Vet thinks it is a staf infection and the three most badly affected lambs have had an antibiotic jag and I have an antibiotic eye cream for them. Their sore areas have been purple sprayed (not the eyes I hasten to add!) and it's now a case of waiting and watching. They are in a 'sick bay' pen isolated from the rest of the gang. I mentioned peri orbital eczema and she said, "have you been searching the internet....."! Vet also said that the loss of hair around the muzzle is quite likely caused by the milk powder, which was suggested earlier on.
A couple of you wondered how we got ourselves in this position with so many lambs. We have a smallholding in amongst a number of large sheep farms. One of them sold us our first ever lambs last year and this year we offered to help in anyway we could, with lambing. He has 1300 Ewes which were scanned at 229% and was anticipating a high number of cades. We have some large outbuildings which were ideal for a lamb nursery and so the scene was set. I have to say that he has been closely involved with us from minute 1 and didn't just 'leave us to it' but even he had never seen the severity of the crusting and hair loss that we have been experiencing. As an aside we have just come out of an episode of scour which affected about 70 of our lambs and most of the remaining 70 Cade lambs which he kept back once our nursery was full.

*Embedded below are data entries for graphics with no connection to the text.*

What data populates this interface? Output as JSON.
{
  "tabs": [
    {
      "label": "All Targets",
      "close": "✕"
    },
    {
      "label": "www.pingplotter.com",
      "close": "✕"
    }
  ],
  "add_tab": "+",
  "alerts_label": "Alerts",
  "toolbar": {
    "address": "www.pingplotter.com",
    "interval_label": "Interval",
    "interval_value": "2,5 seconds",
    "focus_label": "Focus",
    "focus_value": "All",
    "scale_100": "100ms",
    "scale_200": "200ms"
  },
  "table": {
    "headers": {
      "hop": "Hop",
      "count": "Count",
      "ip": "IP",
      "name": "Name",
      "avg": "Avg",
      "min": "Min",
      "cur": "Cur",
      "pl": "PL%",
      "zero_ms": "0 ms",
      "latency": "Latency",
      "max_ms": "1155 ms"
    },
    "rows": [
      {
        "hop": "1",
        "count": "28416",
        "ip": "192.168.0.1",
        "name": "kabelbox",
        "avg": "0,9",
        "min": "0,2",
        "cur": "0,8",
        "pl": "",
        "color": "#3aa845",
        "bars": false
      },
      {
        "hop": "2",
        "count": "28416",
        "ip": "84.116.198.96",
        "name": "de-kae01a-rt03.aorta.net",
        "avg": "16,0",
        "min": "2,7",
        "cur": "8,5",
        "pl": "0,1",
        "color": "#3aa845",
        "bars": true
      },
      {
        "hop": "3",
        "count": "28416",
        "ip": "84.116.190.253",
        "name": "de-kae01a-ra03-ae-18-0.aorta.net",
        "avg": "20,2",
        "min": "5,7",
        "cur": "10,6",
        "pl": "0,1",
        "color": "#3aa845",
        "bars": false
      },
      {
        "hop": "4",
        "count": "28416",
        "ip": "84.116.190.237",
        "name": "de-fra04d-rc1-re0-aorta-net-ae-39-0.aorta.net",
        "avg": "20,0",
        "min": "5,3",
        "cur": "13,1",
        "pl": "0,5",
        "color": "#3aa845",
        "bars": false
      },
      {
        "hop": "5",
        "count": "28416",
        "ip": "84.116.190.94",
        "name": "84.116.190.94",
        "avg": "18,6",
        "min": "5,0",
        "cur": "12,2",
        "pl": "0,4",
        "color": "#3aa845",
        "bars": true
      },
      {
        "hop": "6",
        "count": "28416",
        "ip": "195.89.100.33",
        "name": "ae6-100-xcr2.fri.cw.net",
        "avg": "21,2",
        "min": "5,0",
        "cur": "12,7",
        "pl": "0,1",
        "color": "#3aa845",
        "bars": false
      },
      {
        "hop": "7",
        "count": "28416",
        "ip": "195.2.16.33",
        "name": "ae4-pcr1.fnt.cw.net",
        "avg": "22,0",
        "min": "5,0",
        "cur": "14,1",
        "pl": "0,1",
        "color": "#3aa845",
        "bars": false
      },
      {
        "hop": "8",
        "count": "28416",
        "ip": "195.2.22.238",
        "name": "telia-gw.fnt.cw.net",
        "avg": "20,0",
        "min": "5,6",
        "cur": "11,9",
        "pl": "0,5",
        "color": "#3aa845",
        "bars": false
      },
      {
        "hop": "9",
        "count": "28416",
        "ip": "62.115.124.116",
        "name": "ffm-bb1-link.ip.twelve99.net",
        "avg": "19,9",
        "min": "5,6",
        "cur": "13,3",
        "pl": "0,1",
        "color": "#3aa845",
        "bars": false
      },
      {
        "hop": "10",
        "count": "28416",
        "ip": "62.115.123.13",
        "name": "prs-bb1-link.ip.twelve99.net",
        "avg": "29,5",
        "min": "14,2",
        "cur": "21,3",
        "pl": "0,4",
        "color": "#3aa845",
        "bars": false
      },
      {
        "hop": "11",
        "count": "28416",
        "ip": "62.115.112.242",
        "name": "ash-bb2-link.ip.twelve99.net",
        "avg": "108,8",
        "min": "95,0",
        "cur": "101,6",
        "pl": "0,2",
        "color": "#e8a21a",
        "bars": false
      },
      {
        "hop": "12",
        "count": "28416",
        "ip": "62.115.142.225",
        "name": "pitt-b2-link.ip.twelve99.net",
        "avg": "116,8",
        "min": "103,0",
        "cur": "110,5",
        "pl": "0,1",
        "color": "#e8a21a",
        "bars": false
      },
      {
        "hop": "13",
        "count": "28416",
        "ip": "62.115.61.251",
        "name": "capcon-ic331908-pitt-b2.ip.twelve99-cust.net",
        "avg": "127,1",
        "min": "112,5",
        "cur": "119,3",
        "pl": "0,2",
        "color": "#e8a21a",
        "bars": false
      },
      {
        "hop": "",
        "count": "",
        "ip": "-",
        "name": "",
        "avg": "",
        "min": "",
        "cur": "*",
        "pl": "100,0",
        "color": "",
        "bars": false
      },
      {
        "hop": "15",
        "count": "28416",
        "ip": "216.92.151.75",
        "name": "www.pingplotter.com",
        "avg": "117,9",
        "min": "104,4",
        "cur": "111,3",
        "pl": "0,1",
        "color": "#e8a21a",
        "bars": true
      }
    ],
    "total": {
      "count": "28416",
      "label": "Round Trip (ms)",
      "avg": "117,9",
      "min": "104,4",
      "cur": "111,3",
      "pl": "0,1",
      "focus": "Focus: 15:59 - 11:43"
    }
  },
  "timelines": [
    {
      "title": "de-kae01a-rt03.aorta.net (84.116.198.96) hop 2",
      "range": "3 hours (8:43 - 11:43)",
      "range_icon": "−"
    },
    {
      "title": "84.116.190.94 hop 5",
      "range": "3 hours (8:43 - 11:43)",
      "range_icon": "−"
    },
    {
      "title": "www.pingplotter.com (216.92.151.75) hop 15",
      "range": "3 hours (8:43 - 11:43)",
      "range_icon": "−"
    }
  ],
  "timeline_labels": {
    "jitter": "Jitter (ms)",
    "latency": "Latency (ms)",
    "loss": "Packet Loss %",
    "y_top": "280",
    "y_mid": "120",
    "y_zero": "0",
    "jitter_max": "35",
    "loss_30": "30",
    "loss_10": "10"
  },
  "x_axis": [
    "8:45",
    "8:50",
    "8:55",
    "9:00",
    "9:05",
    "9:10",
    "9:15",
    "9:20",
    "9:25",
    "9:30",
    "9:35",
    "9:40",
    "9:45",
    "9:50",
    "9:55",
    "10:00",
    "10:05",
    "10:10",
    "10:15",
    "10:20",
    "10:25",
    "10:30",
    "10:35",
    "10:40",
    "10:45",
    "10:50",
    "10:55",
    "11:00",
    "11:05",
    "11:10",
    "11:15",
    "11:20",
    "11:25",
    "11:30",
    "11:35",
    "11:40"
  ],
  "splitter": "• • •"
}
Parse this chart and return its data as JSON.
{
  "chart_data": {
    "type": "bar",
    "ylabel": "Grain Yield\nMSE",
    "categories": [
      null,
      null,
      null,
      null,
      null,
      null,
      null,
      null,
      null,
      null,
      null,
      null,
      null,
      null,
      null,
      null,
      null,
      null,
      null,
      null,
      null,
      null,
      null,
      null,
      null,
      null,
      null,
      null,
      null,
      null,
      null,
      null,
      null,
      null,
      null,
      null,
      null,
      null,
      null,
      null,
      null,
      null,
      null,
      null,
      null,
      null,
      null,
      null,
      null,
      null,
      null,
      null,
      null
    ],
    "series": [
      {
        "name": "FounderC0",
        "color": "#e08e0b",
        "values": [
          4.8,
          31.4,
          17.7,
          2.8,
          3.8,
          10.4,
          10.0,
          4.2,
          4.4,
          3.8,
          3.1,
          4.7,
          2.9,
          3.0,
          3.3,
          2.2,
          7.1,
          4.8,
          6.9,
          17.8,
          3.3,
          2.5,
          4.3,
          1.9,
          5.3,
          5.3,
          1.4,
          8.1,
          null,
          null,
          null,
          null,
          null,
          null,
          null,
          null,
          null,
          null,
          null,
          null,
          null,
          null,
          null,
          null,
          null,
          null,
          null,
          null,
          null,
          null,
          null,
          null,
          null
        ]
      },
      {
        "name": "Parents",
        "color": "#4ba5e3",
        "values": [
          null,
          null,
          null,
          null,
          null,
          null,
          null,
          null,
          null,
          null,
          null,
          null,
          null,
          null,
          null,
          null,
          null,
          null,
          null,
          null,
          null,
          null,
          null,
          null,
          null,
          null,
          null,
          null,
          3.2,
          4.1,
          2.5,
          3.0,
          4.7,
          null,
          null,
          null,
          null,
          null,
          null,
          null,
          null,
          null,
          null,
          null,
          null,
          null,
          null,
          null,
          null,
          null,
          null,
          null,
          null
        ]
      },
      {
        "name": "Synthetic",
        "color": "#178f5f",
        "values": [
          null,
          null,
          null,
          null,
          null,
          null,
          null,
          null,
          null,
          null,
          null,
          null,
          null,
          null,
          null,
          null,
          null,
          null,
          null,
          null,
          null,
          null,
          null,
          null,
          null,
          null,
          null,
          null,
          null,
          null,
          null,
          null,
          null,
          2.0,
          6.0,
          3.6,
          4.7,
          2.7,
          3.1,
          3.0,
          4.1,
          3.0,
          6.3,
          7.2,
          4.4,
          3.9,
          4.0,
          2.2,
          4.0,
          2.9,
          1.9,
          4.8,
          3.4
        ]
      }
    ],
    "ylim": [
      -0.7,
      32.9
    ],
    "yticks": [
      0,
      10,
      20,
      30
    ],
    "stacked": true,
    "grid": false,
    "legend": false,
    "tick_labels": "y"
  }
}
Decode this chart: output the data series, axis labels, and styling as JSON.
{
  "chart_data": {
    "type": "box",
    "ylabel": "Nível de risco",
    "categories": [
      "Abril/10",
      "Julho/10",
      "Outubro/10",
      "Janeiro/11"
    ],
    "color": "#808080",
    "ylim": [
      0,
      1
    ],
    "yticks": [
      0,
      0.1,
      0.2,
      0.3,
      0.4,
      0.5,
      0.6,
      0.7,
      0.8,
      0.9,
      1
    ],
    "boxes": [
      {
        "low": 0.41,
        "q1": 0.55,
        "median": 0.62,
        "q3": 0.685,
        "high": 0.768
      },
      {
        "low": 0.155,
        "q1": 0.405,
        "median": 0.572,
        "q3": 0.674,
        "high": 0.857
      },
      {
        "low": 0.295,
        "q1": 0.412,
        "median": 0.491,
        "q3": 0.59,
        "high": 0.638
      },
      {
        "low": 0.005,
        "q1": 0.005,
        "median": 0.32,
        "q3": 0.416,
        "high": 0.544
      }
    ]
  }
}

So far we have lost 6 of the lambs, possibly as a result of scouring which was tested and came back as cryptosporidium, although two just dropped down dead in front of us before any of the scour started. We had to jag all affected lambs and give them a daily dose of something called scour halt for 5 days. You wouldn't believe the amount of bedding we have got through! Several lambs came down with Joint ills but they all seem to have reacted well to the injections they were given. We have just 2 lambs still on the bottle however they have a degree of brain damage so we don't think they will manage a machine.
The oldest lambs are now 5 weeks and will be weaned in the next week or so. We will keep 10 of them for ourselves to join the two Ewe lambs we kept from last years pets or cades and hopefully they will produce their own offspring this time next year.
It's fairly safe to say we have learned a lot these past 5 weeks!